Hello, I would like to get some comments of my questions about managing complexities and costs in this age of multi-core ARM and multi-cores DSPs. I have co-workers that have spent months working on the software for one of today's post powerful multi-core ARM+DSP processors. They tell me of the problems they have in getting things working and also the lack of documentation and the frustration they have when the processor vendor uses third party tools to configure the device because there are thousands of registers that need to be configured. So, we can get everything done on one chip but at an extremely high cost and the possibility that only a few engineers can keep the device running. I've almost jumped on board and started selecting one of these devices but stopped short at the increased life-cycle+support costs that I would pass onto the customer. My conclusion is to keep things manageable by using more two or more devices and link them together using their built-in high speed links.
Has anyone else came across this or thought about the increased cost of using these kind of devices?
Thanks,
Joe
I assume it's made by TI. Who else is pushing heavy-duty DSP + ARM these days?
The tool chain is more important than the processor, when it comes to minimising complexity.
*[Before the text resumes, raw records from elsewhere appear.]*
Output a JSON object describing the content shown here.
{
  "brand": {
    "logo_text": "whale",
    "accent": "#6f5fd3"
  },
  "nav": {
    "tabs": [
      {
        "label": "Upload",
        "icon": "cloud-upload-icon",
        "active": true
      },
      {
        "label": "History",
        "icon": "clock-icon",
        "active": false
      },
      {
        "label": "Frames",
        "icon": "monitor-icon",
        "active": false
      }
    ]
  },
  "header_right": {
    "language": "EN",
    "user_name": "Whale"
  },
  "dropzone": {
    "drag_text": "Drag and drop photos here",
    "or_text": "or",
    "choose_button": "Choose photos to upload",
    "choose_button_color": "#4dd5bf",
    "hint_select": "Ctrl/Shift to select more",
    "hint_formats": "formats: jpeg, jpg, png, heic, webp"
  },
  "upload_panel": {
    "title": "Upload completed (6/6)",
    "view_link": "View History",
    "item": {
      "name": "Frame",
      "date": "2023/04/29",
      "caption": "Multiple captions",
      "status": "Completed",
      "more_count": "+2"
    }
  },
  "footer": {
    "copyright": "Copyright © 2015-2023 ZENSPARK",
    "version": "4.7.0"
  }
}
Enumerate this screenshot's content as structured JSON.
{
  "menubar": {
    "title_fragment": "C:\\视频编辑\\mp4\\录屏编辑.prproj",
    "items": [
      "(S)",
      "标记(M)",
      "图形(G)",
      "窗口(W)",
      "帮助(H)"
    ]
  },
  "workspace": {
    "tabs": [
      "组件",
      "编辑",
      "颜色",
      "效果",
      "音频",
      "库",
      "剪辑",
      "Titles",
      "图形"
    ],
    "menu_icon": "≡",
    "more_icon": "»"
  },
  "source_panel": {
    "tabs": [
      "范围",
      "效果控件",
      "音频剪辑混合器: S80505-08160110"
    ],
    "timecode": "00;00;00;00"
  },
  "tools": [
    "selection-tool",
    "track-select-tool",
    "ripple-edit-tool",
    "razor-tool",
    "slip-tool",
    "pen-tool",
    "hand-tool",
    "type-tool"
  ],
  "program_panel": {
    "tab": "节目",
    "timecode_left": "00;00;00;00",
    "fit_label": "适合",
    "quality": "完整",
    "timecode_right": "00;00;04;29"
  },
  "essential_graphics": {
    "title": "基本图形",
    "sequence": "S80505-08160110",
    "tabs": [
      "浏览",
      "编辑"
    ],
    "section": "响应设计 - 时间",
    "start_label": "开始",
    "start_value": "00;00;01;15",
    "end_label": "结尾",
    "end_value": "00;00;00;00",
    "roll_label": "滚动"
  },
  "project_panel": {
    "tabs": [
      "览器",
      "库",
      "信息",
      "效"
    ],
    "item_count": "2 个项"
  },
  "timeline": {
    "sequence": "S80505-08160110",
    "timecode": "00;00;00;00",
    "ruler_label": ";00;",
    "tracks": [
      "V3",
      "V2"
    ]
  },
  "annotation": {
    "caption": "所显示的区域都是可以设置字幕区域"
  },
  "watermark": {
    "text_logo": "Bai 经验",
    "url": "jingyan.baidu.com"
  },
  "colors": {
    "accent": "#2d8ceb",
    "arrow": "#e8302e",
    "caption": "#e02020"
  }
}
You need a tool chain that is optimised from the ground up for parallel processing and DSP. Have a look at the XMOS xCORE devices running xC and the xTIME IDE; they are the culmination of 30 years of improving toolsets for parallel processors. A principal commercial use for them is DSP, particularly for audio.
Up to 32 cores and 4000MIPS/chip (and can be chained together), hard realtime.
See https://www.digikey.co.uk/en/supplier-centers/x/xmos
xCORE architecture https://www.digikey.co.uk/en/pdf/x/xmos/xcore-architecture
xC parallel programming https://www.xmos.com/support/tools/programming?component=17653
xTIMEComposer IDE: https://www.xmos.com/support/tools
I assume it's made by TI. Who else is pushing heavy-duty DSP + ARM these days?What about the top two smartphone chip makers, Qualcomm and Mediatek? And Nvidia as well, if you count GPGPU as DSP.
I assumed the OP was referring to an actual DSP, as opposed to a fast processor capable of doing DSP. I am not aware of DSPs in modern smartphones, except for maybe a highly specialized core here and there, e.g. in the audio subsystem.
In Snapdragon S4 (MSM8960 and newer) there are three QDSP cores, two in the Modem subsystem and one Hexagon core in the Multimedia subsystem. Modem cores are programmed by Qualcomm only, and only Multimedia core is allowed to be programmed by user.
The tool chain is more important than the processor, when it comes to minimising complexity.
You need a tool chain that is optimised from the ground up for parallel processing and DSP. Have a look at the XMOS xCORE devices running xC and the xTIME IDE; they are the culmination of 30 years of improving toolsets for parallel processors. A principal commercial use for them is DSP, particularly for audio.
Up to 32 cores and 4000MIPS/chip (and can be chained together), hard realtime.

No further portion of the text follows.